NEW YORK — Louisa Horton Hill, a stage, film and television actress and former wife of “The Sting” director George Roy Hill, has died. She was 87.

Horton, who used her own name professionally, died at Lillian Booth Actors’ Fund Home in Englewood, N.J., on Friday, her daughter-in-law, Sandy McCormick Hill, said Tuesday.

Horton made her film debut in the 1948 movie “All My Sons” opposite Burt Lancaster and Edward G. Robinson. Other movie credits include the 1976 film “Swashbuckler,” starring James Earl Jones and Robert Shaw.

Horton met George Roy Hill while both were actors in a Shakespeare repertory company. They married in 1951 and remained close even after they divorced in the 1970s.

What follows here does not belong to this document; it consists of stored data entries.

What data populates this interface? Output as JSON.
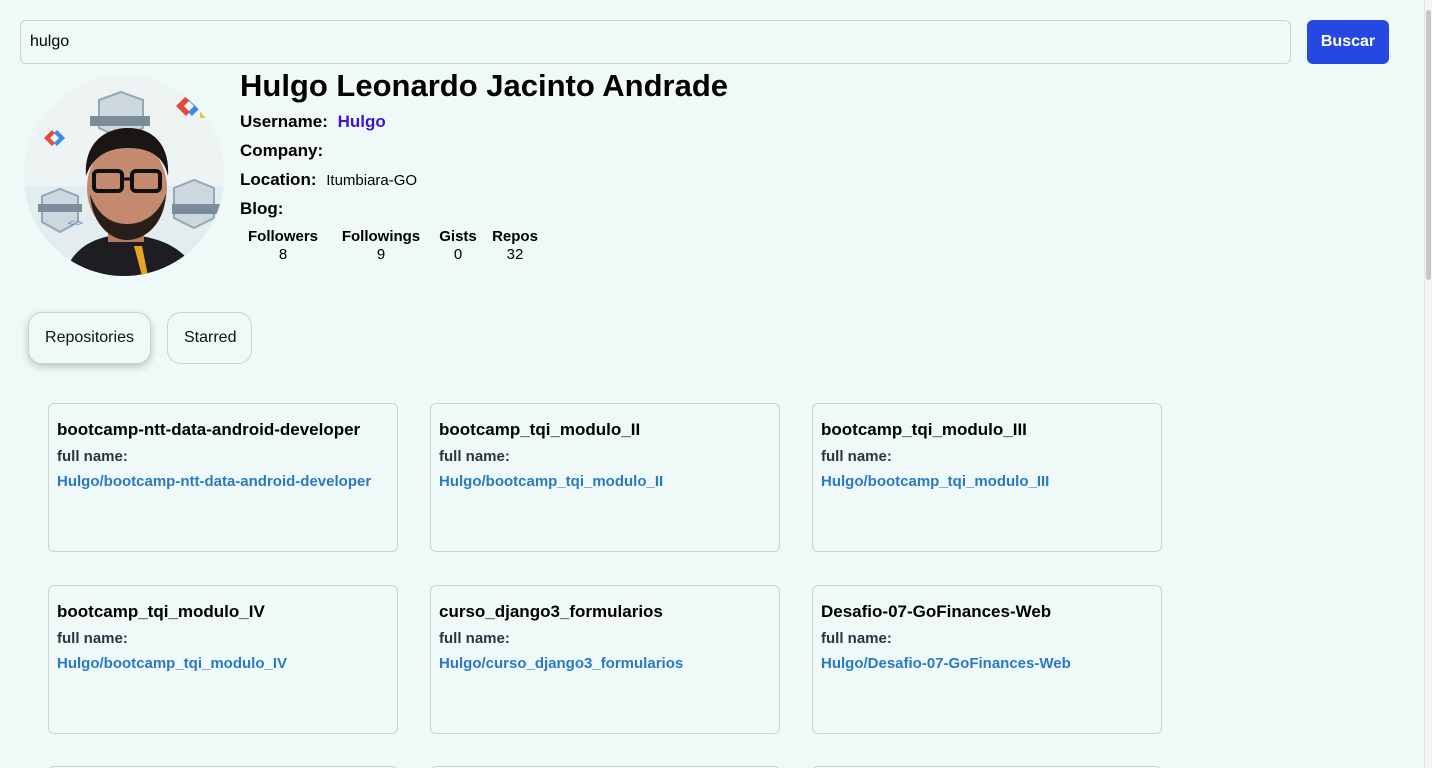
{
  "search": {
    "value": "hulgo",
    "button_label": "Buscar"
  },
  "profile": {
    "name": "Hulgo Leonardo Jacinto Andrade",
    "username_label": "Username:",
    "username": "Hulgo",
    "company_label": "Company:",
    "company": "",
    "location_label": "Location:",
    "location": "Itumbiara-GO",
    "blog_label": "Blog:",
    "blog": "",
    "stats": [
      {
        "label": "Followers",
        "value": "8"
      },
      {
        "label": "Followings",
        "value": "9"
      },
      {
        "label": "Gists",
        "value": "0"
      },
      {
        "label": "Repos",
        "value": "32"
      }
    ]
  },
  "tabs": [
    {
      "label": "Repositories",
      "active": true
    },
    {
      "label": "Starred",
      "active": false
    }
  ],
  "repos": [
    {
      "name": "bootcamp-ntt-data-android-developer",
      "full_name_label": "full name:",
      "full_name": "Hulgo/bootcamp-ntt-data-android-developer"
    },
    {
      "name": "bootcamp_tqi_modulo_II",
      "full_name_label": "full name:",
      "full_name": "Hulgo/bootcamp_tqi_modulo_II"
    },
    {
      "name": "bootcamp_tqi_modulo_III",
      "full_name_label": "full name:",
      "full_name": "Hulgo/bootcamp_tqi_modulo_III"
    },
    {
      "name": "bootcamp_tqi_modulo_IV",
      "full_name_label": "full name:",
      "full_name": "Hulgo/bootcamp_tqi_modulo_IV"
    },
    {
      "name": "curso_django3_formularios",
      "full_name_label": "full name:",
      "full_name": "Hulgo/curso_django3_formularios"
    },
    {
      "name": "Desafio-07-GoFinances-Web",
      "full_name_label": "full name:",
      "full_name": "Hulgo/Desafio-07-GoFinances-Web"
    }
  ],
  "colors": {
    "background": "#effaf8",
    "accent": "#2648e0",
    "username": "#3f14d8",
    "repo_link": "#2a79c4"
  }
}
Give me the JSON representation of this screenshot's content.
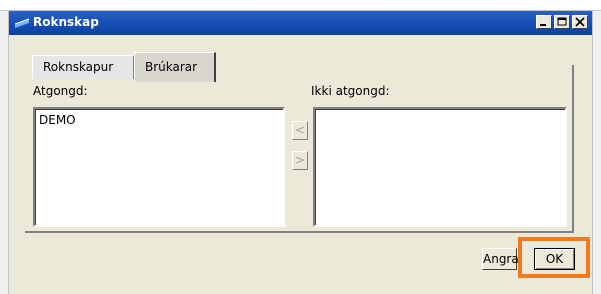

George Roy Hill, whose hits included the 1973 Oscar-winning film “The Sting” and 1969’s “Butch Cassidy and the Sundance Kid,” died in 2002 at age 81.

Horton made her Broadway debut as the lead in “Voice of the Turtle,” a romantic comedy set in Manhattan that opened in 1946.

In 1989, she played the mother of a lesbian daughter in the off-Broadway production “The Blessing.”

Horton, who also appeared in many live television dramatic series, was born in China and raised in Haiti and the Washington, D.C., area. She lived in Manhattan for nearly 50 years. She is survived by four children and 12 grandchildren.